Let’s not put him in comparison with other likely contenders for the President’s job. Comparison is a hopelessly reductionist exercise — it distorts complete people by reducing them to measurables. Finance Minister Pranab Mukherjee is a brilliant candidate as is Vice President Hamid Ansari. Both are people of great learning and both command great respect among peers. If former President APJ Abdul Kalam comes into picture at some point, the country gets a rich variety of choices for the top job.
PA Sangma’s credentials are no less significant. Former Speaker of Lok Sabha, former Chief Minister of Meghalaya and a member of the Lok Sabha for eight terms — all this is qualification enough to put him in the league of other possible contenders. Given the present political equations and the arrangement of numbers, the NCP leader does not appear to have much of a chance. However, his candidature offers a great opportunity to the country.
It is not important that he is a tribal and no tribal ever became President of the country though Sangma himself would like to emphasise on it. In him the rest of the country has a chance to build bridges with the North-East, the vast, strategically important region which stays under the nation’s radar all the time, either by default or by design. He could be instrumental in bringing the region to national focus.
The physical and psychological alienation of the people of the region from Delhi has a long history, beginning with the transfer of the capital of British India from erstwhile Calcutta to Delhi in 1911. Post-Independence, the distance has grown progressively with the northern states dominating the political space and virtually drowning out the voices from the North-East. Economic and cultural disparity between the two Indias has been stark. What has aggravated matters is the lack of efforts at the government’s level to facilitate communication between the both.
Things have come to such a pass that for many in Delhi, states Sikkim, Meghalaya and Arunachal Pradesh exist in another planet. Many in the North-East believe they don’t belong to India. The recent spate of attacks on students of North-East in Delhi and other states is the manifestation of the deep distrust. The country needs to address the situation fast. Otherwise, it might end up losing all influence in the region.
If parties decide to choose Sangma as President, which, of course, is a near impossibility, it would go a long way in arresting the growing sense of alienation in the North-East. It would bring back the region into national consciousness besides serving to reduce the bitterness it harbours towards the rest India. The affable leader would be a great facilitator in normalising relations all around.

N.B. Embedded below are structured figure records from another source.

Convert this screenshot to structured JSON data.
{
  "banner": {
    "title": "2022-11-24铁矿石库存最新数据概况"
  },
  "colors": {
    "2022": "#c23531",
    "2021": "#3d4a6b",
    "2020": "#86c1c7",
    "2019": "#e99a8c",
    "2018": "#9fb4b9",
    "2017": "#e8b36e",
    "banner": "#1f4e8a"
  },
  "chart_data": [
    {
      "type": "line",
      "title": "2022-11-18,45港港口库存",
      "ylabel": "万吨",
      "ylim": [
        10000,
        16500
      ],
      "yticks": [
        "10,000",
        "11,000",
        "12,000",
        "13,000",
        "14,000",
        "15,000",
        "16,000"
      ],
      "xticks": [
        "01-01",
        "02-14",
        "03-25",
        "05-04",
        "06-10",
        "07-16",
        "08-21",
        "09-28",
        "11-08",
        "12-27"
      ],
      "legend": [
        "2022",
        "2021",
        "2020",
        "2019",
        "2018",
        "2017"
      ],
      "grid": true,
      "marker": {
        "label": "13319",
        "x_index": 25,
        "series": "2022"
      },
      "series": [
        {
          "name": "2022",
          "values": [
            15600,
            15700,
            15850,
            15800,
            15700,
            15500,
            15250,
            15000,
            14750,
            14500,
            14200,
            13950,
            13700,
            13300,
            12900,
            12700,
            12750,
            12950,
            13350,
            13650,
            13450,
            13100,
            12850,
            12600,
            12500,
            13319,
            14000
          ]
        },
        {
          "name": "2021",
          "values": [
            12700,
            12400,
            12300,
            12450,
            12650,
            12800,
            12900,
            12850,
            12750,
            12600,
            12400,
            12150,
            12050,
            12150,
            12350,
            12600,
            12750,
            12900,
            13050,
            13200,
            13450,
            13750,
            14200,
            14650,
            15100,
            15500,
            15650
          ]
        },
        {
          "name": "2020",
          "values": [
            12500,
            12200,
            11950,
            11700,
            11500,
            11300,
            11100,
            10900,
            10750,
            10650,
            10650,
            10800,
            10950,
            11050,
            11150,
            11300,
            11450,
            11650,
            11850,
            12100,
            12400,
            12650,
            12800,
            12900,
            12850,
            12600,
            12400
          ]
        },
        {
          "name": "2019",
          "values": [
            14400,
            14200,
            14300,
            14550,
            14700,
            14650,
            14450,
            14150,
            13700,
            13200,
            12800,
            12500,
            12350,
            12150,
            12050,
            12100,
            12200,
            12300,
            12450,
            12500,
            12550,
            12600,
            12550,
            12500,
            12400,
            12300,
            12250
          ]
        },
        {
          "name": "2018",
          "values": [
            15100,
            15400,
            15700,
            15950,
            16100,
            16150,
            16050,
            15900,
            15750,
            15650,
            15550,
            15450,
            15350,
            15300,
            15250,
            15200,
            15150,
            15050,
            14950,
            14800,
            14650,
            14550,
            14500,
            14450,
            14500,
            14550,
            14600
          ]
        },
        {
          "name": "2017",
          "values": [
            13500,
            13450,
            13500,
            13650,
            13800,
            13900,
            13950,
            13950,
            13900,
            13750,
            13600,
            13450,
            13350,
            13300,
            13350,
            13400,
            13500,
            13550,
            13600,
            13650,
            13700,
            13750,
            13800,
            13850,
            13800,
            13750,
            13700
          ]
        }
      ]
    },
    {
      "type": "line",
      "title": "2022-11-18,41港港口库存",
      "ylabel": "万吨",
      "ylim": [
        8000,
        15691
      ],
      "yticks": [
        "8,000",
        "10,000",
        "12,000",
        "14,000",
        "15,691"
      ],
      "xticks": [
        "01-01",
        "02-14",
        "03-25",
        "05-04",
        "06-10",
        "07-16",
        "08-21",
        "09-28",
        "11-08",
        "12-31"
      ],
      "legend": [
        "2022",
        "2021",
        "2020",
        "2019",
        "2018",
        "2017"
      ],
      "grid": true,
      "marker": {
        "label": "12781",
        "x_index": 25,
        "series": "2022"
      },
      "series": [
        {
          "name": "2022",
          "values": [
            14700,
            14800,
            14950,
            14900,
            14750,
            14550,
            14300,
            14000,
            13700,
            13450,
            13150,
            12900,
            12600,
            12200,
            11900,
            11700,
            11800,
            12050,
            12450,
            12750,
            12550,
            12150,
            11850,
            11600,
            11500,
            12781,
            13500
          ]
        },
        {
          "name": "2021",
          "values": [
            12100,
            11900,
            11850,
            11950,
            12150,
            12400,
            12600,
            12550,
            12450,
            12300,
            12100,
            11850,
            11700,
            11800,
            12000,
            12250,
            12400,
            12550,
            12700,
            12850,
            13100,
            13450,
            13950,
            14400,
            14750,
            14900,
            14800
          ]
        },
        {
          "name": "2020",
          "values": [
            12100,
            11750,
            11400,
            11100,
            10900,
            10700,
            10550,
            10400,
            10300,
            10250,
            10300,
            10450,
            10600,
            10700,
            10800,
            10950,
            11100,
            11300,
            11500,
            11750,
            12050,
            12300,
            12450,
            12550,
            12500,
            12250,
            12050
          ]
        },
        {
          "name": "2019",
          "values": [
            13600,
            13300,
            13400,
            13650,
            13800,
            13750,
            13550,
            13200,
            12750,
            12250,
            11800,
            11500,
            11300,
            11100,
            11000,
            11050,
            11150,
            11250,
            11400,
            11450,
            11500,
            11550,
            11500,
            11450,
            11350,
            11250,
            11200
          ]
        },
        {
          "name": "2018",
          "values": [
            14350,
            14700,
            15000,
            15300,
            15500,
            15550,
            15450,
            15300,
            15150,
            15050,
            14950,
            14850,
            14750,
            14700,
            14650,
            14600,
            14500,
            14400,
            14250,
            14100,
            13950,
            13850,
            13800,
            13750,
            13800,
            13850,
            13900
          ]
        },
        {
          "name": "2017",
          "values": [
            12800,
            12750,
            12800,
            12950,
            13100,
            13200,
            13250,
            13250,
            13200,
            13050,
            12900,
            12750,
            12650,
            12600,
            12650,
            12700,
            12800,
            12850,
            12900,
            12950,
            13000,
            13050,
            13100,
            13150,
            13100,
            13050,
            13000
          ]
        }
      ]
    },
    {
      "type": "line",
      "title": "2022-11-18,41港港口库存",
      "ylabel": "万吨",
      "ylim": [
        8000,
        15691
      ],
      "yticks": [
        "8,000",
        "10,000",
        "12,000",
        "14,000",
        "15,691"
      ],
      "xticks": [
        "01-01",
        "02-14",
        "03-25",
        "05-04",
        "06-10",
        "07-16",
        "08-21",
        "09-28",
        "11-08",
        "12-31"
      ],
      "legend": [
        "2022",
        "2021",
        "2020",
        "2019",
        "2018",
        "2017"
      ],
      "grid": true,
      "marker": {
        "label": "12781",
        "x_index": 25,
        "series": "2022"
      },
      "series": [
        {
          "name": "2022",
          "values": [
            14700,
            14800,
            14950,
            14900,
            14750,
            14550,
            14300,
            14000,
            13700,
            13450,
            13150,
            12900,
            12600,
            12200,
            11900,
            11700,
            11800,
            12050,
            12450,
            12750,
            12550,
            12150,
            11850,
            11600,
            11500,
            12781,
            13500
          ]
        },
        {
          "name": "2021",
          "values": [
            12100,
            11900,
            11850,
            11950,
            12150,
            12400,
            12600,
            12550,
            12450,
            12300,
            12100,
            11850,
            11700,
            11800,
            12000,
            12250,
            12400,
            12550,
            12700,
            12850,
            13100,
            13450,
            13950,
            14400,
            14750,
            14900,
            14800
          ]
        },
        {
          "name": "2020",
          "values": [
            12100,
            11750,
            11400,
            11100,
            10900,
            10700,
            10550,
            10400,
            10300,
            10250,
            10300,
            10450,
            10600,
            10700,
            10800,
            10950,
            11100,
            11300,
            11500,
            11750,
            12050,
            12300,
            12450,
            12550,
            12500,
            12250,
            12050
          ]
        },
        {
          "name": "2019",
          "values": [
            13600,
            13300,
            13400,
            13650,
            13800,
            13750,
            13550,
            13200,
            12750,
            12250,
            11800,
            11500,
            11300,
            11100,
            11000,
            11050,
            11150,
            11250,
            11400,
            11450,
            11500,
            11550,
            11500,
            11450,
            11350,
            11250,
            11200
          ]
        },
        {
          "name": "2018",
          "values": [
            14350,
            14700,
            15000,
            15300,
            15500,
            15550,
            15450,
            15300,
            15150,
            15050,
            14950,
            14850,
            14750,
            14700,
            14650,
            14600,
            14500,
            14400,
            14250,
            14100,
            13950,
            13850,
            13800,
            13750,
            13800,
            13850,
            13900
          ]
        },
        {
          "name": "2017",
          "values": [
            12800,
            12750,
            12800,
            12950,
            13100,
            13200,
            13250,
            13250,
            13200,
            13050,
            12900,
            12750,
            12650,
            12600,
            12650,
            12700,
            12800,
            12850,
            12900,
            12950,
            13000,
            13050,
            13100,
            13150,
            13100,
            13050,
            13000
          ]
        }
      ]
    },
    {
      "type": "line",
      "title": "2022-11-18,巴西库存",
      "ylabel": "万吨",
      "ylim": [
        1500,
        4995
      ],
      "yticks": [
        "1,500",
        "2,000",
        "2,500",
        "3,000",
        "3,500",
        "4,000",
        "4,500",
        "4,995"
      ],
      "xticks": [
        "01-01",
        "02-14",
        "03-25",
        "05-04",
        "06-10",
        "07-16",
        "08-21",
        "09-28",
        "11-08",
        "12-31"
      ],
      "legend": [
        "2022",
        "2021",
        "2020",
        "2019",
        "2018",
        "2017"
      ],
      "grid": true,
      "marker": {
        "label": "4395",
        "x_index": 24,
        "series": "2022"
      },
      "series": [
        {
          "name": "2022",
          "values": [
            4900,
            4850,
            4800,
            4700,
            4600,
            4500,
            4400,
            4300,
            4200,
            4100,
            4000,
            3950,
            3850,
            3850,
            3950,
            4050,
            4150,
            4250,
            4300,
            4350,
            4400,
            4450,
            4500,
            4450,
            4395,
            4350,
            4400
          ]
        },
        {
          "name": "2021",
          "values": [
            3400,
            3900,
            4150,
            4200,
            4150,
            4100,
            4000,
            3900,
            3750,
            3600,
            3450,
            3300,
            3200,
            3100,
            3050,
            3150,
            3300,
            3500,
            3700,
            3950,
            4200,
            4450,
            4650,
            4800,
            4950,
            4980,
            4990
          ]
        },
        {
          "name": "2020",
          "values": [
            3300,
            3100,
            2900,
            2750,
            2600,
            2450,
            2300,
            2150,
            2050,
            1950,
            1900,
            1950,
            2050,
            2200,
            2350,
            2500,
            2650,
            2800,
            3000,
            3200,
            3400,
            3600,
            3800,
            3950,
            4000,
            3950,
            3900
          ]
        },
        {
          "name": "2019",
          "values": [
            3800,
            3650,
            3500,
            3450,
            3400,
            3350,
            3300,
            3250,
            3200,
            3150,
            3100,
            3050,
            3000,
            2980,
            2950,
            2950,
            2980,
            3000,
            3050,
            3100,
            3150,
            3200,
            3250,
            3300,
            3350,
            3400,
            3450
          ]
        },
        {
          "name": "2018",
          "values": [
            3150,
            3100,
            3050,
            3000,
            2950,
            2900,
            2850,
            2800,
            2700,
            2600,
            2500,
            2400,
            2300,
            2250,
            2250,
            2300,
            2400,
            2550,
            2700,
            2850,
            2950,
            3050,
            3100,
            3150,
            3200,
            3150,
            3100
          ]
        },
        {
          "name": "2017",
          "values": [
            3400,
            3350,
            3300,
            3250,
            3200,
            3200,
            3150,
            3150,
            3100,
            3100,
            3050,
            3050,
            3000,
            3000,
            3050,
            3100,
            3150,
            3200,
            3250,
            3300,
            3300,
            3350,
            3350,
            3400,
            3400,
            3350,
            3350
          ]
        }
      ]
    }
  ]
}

Symbolism may look an empty exercise but it is not without its uses. Let’s face it, the selection of Presidents in India has mostly been about symbolism. Pratibha Patil was made President because India never had a woman head of the state, APJ Abdul Kalam was Muslim, Zail Singh was a Sikh and so on. Nothing exactly wrong in that though political calculations plays big role in it. It reflects the inclusive character of our polity and the ability to acknowledge the presence of neglected sections.
The fundamental purpose is to send a message. Sangma’s election as President would serve that precise purpose. However, the only parties backing him now are the Biju Janata Dal and the AIADMK. Other parties must see the opportunity in it.